Criada para ser a voz de uma comunidade extremamente pobre, mas politicamente forte, a Arsenal FM transmite para toda a Grande Caracas e tem programação voltada para a "conscientização política e noticiário de interesse dos moradores".

"Esta é a Rádio Arsenal, bombardeando sua consciência com ideias", começa o locutor Frenzel , ligado ao movimento Coletivo Alexis Vive Carajo. O grupo leva o nome de Alexis González, morador e ativista morto pela polícia durante os distúrbios do golpe fracassado contra Chávez em abril de 2002.

No dia do aniversário do golpe - e às vésperas da eleição de hoje - o programa Aula Comunal, parte do esforço de conscientização da emissora, foi totalmente dedicado a lembrar os acontecimentos daquele abril, claro, sob o ponto de vista do chavismo.

Ao convocar todos a votar em Maduro hoje, o próprio Frenzel lembra de quando enfrentou militantes e forças antichavistas em Puente Llaguno, região do confronto mais sangrento e notório dos dias de golpe, com saldo de 19 mortos.

"Mas todo 11 tem seu 13", conclui, usando o slogan cunhado pelo próprio Hugo Chávez, referindo-se às datas do golpe e de seu retorno ao poder, dois dias depois. Jesús Bermúdez, criado no bairro, hoje funcionário público e também locutor da Arsenal, mostra os prédios ao redor e conta que as melhorias trazidas pela organização em "comunas", com apoio financeiro do governo, foram essenciais para dar alguma qualidade à vida dos moradores.

As "comunas" também criam parte de sua própria renda, com padarias para a população mais pobre e convênios com outras empresas. "Votar em Maduro é como cumprir um dever com um homem que foi tão grande como Chávez", afirma. "O povo está totalmente com Maduro".

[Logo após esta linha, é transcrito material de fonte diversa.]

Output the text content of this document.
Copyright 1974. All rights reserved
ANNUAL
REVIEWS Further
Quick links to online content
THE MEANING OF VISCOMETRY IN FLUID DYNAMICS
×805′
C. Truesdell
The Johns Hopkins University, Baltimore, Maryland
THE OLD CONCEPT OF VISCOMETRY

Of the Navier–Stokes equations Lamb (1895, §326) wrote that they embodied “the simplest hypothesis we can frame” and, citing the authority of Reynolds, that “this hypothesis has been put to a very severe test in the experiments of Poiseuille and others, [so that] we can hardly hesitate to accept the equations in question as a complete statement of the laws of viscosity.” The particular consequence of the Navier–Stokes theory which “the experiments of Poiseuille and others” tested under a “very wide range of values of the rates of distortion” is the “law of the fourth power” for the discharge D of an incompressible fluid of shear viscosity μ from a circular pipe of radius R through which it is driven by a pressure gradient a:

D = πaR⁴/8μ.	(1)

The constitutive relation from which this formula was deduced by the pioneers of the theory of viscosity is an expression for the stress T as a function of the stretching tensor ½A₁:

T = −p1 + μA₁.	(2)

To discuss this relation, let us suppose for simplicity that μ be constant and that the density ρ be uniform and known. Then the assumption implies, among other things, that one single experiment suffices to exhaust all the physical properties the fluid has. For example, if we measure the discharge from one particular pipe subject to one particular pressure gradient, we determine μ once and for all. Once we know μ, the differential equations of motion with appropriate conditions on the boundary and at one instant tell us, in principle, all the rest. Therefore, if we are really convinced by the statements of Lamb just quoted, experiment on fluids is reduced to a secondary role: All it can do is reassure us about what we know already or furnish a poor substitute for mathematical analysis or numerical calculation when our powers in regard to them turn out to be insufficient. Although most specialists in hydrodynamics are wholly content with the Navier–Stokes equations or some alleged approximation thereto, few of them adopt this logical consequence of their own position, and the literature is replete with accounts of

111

O histórico de violência, o tráfico de drogas e uma população muito armada no 23 de Enero também levou os coletivos a fazerem "acordos" com a polícia.

"Eles só vêm até aqui quando há algo muito grave. Os problemas comuns são resolvidos pelas próprias comunas", diz Jesús.

Uma das formas de combater a violência é o que os integrantes do coletivo chamam de "inteligência social" - conjunto de recomendações que levam os moradores a vigiar uns aos outros e a vizinhança. Essa "inteligência social", convoca Frenzel, deveria também ser usada para evitar que a oposição provocasse distúrbios na eleição. "Devemos estar vigilantes." / F.C.